Hacker News new | ask | show | jobs
by da_chicken 2716 days ago
The obvious follow up question would be: so why is slicing a string a byte-wise operation and not a character-wise operation? If a string is an array of characters, why does it let me refer to individual bytes without explicitly casting it to a byte array? How often comparatively do you want the nth byte compared to the nth character? I would suspect that's pretty rare.
3 comments

> How often comparatively do you want the nth byte compared to the nth character? I would suspect that's pretty rare.

It's exactly the opposite of what you expect. Getting the nth codepoint is often (not always) semantically incorrect since a codepoint isn't necessarily one character. Multiple codepoints might combine to form one character. (In Unicode, these are called grapheme clusters.)
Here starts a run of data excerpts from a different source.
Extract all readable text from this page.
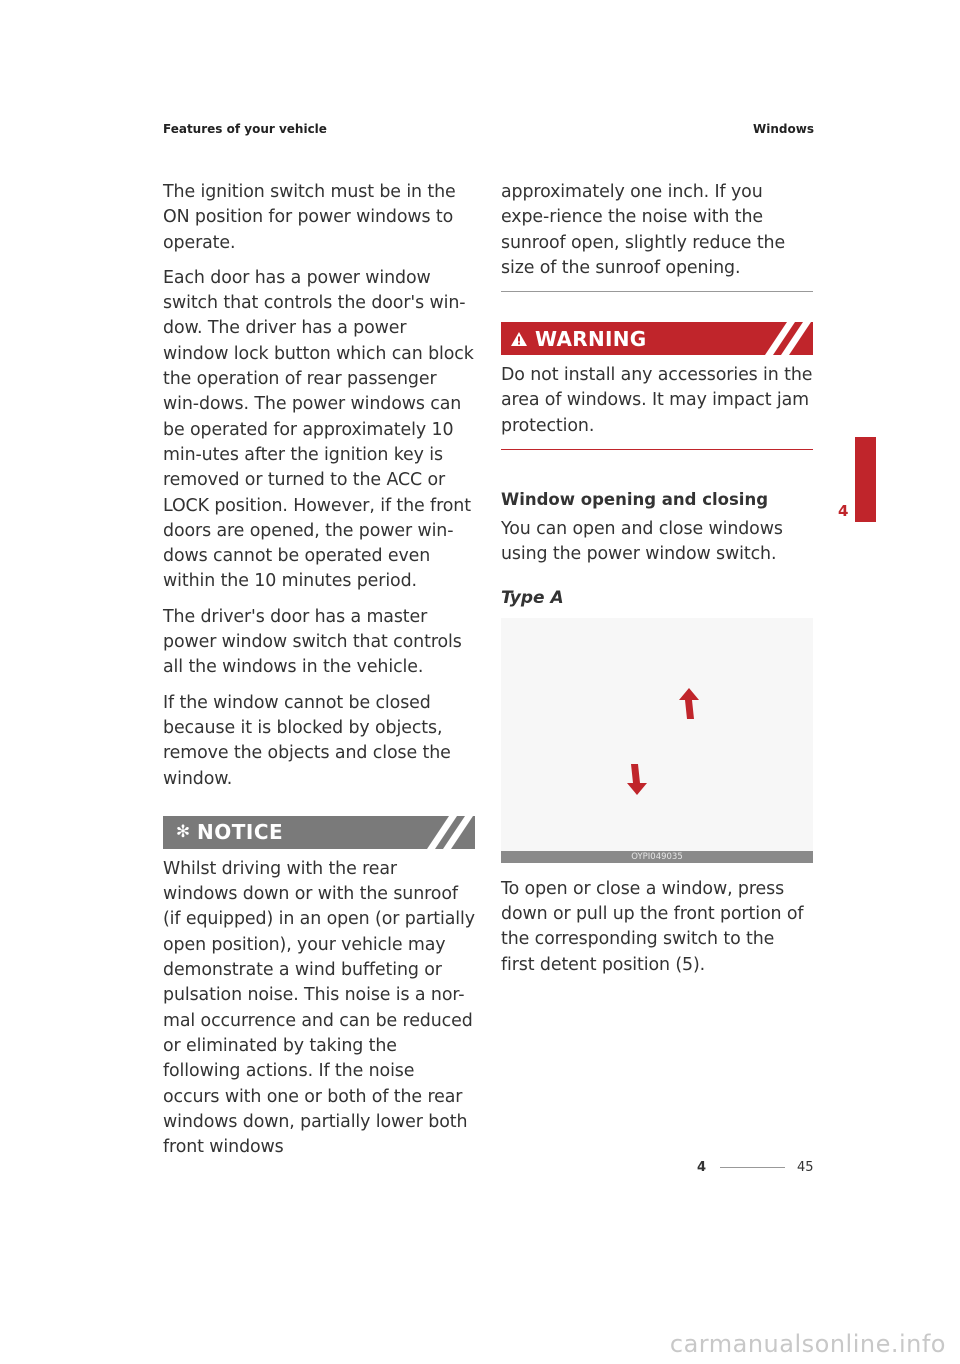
Features of your vehicle	Windows

The ignition switch must be in the ON position for power windows to operate.

Each door has a power window switch that controls the door's win-dow. The driver has a power window lock button which can block the operation of rear passenger win-dows. The power windows can be operated for approximately 10 min-utes after the ignition key is removed or turned to the ACC or LOCK position. However, if the front doors are opened, the power win-dows cannot be operated even within the 10 minutes period.

The driver's door has a master power window switch that controls all the windows in the vehicle.

If the window cannot be closed because it is blocked by objects, remove the objects and close the window.

✻ NOTICE

Whilst driving with the rear windows down or with the sunroof (if equipped) in an open (or partially open position), your vehicle may demonstrate a wind buffeting or pulsation noise. This noise is a nor-mal occurrence and can be reduced or eliminated by taking the following actions. If the noise occurs with one or both of the rear windows down, partially lower both front windows

approximately one inch. If you expe-rience the noise with the sunroof open, slightly reduce the size of the sunroof opening.

WARNING

Do not install any accessories in the area of windows. It may impact jam protection.

Window opening and closing

You can open and close windows using the power window switch.

Type A
OYPI049035

To open or close a window, press down or pull up the front portion of the corresponding switch to the first detent position (5).

4
4	45
carmanualsonline.info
Byte offsets are used a ton because you might often have the index to a position in the string from some routine, like, say, a search[1].

I've been working on text related things in both Rust and Go for several years. Both languages got this part of their strings exactly right given that their representation in memory is always a sequence of bytes.

[1] - https://doc.rust-lang.org/std/primitive.str.html#method.find

I still think that using the common [] operator for this is a mistake. Strings shouldn't offer [] at all, and instead should provide methods like codepoints(), bytes(), grapheme_clusters() etc for indexing, slicing, and iterating.

The reason being that the behavior of [] for string varies widely in different languages, and so this is something that's best made explicit, both to force the author of the code to consider whether their assumptions are valid and reasonable for what they're trying to do, and to give additional context to anyone else reading the code.

As it is, I suspect a common class of bugs for Rust will be with people assuming that [] slices codepoints, because it seems to work that way for ASCII.

I'm quite thankful that Rust has succinct notation for slicing strings. Do note that `string[n]` is not supported, so you'll stumble over an inconsistency in your mental model quite quickly if you think slicing is by codepoint.
The lack of direct indexing is a good point. But strings aren't sliced on byte boundaries all that often either - it's far more common to use higher-level APIs like split(), that deal with offsets under the hood, so that sugar mostly ends up being used in the implementation of such APIs. And, really, would something like s.slice_u8(x, y) be that unwieldy over s[x..y]?
How often do you actually want the nth character as opposed to the nth grapheme?

There is pretty much no case where indexing by character actually makes sense because it is almost always incorrect and it is always inefficient.

Indexing by byte is rarely useful, but it does have some usefulness since it can be used correctly and efficiently since you can easily find the next or previous character by searching a maximum of four bytes for the a byte that has a MSB of 0. If you want to do something like get a &str that would fit in a n-byte buffer, then byte indices will let you do that efficiently and correctly.

As stated below, indexing is an O(1) operation, and that is a O(n) operation.

> If a string is an array of characters

It is not, it is an array (technically vector) of bytes.

Who cares if it's O(1) if it causes a panic? What good is high performance if it doesn't complete or isn't safe?

At the very least, shouldn't there be an O(n) method to do character-wise slicing?

panics are safe. You expect the “I don’t have a bug” case to be fast.

You can, but it depends on what you mean by “character”, as that’s not a concept in Unicode. Every kind of thing you could mean has a method, specific to it, since they’re different things.

(char in Rust is a Unicode scalar value, and you can collect into a Vec<char> and then slice it, as an example of one of those things. And that’s still O(1) at the cost of using up to four times the memory.)